Agentic AI Memperluas Risiko API
Agentic AI memiliki kemampuan merencanakan dan mengeksekusi tugas secara otomatis tanpa intervensi manusia. Kecanggihan ini justru memperbesar risiko, karena AI agent dapat mengakses berbagai platform, mulai dari reservasi hotel hingga transaksi keuangan. Tanpa kontrol ketat, AI bisa mengambil keputusan yang salah atau menyebarkan aksi berbahaya.
“Bedanya Agentic AI, dia tidak hanya menjawab pertanyaan. Dia bisa merencanakan dan mengeksekusi hingga menghasilkan output. Karena dia bersifat autonomous, risikonya jauh lebih besar kalau tidak dikontrol,” kata Surung.
F5 menemukan empat kesenjangan utama di Indonesia: kurangnya visibilitas API, ownership yang terfragmentasi, keamanan yang diterapkan belakangan, dan potensi eksploitasi oleh Agentic AI.
Banyak perusahaan tidak memiliki inventaris API lengkap, sehingga ketika terjadi insiden, tanggung jawab sering jatuh pada CISO atau Data Privacy Officer, meski bukan pemilik API.
Selain itu, API baru biasanya dites setelah aplikasi berjalan, sehingga celah baru lebih mudah dimanfaatkan pihak berbahaya. Agentic AI yang bisa memanggil API secara mandiri semakin memperlebar celah tata kelola dan eksposur risiko.
Sektor Siap dan Solusi Platform Terpadu
Sektor perbankan menjadi contoh yang paling siap menghadapi risiko ini, karena sudah lama mengandalkan API untuk layanan open banking dan transaksi lintas platform.
Namun sektor lain, termasuk pemerintahan dan industri non-keuangan, tingkat kematangannya masih tertinggal.
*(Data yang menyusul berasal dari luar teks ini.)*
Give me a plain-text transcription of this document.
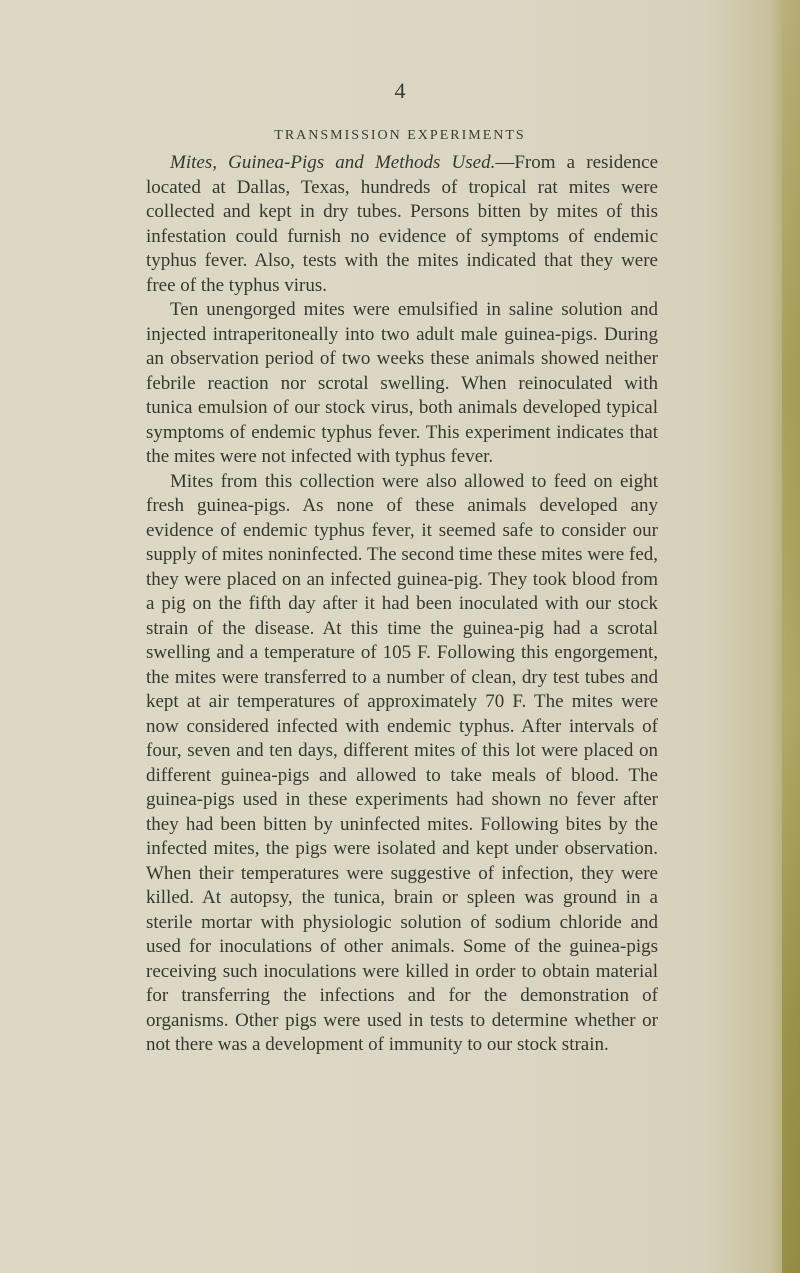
4
TRANSMISSION EXPERIMENTS

Mites, Guinea-Pigs and Methods Used.—From a residence located at Dallas, Texas, hundreds of tropical rat mites were collected and kept in dry tubes. Persons bitten by mites of this infestation could furnish no evidence of symptoms of endemic typhus fever. Also, tests with the mites indicated that they were free of the typhus virus.

Ten unengorged mites were emulsified in saline solution and injected intraperitoneally into two adult male guinea-pigs. During an observation period of two weeks these animals showed neither febrile reaction nor scrotal swelling. When reinoculated with tunica emulsion of our stock virus, both animals developed typical symptoms of endemic typhus fever. This experiment indicates that the mites were not infected with typhus fever.

Mites from this collection were also allowed to feed on eight fresh guinea-pigs. As none of these animals developed any evidence of endemic typhus fever, it seemed safe to consider our supply of mites noninfected. The second time these mites were fed, they were placed on an infected guinea-pig. They took blood from a pig on the fifth day after it had been inoculated with our stock strain of the disease. At this time the guinea-pig had a scrotal swelling and a temperature of 105 F. Following this engorgement, the mites were transferred to a number of clean, dry test tubes and kept at air temperatures of approximately 70 F. The mites were now considered infected with endemic typhus. After intervals of four, seven and ten days, different mites of this lot were placed on different guinea-pigs and allowed to take meals of blood. The guinea-pigs used in these experiments had shown no fever after they had been bitten by uninfected mites. Following bites by the infected mites, the pigs were isolated and kept under observation. When their temperatures were suggestive of infection, they were killed. At autopsy, the tunica, brain or spleen was ground in a sterile mortar with physiologic solution of sodium chloride and used for inoculations of other animals. Some of the guinea-pigs receiving such inoculations were killed in order to obtain material for transferring the infections and for the demonstration of organisms. Other pigs were used in tests to determine whether or not there was a development of immunity to our stock strain.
Surung menekankan banyak perusahaan tidak memiliki inventaris API yang lengkap, sehingga kesadaran dan kontrol keamanan masih minim.
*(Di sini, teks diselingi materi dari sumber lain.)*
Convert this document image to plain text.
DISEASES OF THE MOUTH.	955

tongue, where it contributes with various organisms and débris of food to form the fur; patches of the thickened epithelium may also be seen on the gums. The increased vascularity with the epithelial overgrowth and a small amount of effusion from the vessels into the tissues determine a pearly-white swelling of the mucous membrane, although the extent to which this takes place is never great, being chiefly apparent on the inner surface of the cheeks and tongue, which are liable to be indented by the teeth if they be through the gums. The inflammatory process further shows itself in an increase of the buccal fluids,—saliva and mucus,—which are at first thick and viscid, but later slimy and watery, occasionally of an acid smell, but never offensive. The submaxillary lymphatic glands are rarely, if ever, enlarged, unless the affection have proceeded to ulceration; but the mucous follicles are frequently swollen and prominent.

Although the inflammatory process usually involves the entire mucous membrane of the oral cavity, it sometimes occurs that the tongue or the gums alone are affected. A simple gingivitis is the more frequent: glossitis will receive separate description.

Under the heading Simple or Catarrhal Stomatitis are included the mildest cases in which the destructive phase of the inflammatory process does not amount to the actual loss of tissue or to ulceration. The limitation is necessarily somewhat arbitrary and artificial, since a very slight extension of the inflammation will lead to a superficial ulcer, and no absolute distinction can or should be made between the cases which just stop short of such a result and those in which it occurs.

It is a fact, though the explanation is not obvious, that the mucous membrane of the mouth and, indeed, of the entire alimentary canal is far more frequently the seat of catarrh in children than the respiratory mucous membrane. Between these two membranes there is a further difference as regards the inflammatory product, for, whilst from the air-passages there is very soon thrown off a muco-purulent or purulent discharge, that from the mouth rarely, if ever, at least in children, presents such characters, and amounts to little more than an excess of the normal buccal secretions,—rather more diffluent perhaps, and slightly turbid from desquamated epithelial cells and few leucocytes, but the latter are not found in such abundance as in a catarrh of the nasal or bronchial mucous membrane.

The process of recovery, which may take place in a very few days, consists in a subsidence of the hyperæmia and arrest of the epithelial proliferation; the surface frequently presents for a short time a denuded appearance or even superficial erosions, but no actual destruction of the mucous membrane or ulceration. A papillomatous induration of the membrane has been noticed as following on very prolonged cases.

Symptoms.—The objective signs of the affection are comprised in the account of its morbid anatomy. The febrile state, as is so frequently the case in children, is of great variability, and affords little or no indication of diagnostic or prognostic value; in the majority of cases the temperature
Untuk menghadapi kompleksitas Agentic AI, F5 menyoroti kebutuhan platform keamanan API terpadu. Platform ini harus mampu melakukan discovery otomatis, dokumentasi spesifikasi API, deteksi anomali berbasis AI, serta proteksi runtime di seluruh lingkungan, baik on-premise, cloud, maupun edge. Pendekatan parsial atau tradisional dinilai tidak lagi relevan menghadapi kecepatan evolusi teknologi AI.
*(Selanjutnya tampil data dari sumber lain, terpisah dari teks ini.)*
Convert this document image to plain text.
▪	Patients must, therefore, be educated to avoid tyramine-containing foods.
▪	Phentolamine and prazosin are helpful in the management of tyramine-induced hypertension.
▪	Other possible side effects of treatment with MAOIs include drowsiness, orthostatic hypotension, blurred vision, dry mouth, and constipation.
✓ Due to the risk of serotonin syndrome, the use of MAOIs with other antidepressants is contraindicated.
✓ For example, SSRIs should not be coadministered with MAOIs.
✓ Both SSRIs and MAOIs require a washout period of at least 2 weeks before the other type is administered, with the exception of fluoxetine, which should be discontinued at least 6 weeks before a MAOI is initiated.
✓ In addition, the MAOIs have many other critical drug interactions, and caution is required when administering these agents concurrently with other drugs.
Dengan adopsi AI yang terus meningkat, pengawasan API menjadi prioritas kritis. Tanpa perlindungan memadai, seluruh ekosistem digital, mulai dari aplikasi e-commerce hingga layanan publik, berada dalam risiko tinggi. Perlindungan API bukan lagi sekadar aspek teknis, tetapi faktor strategis untuk keamanan dan keberlanjutan bisnis di era Agentic AI.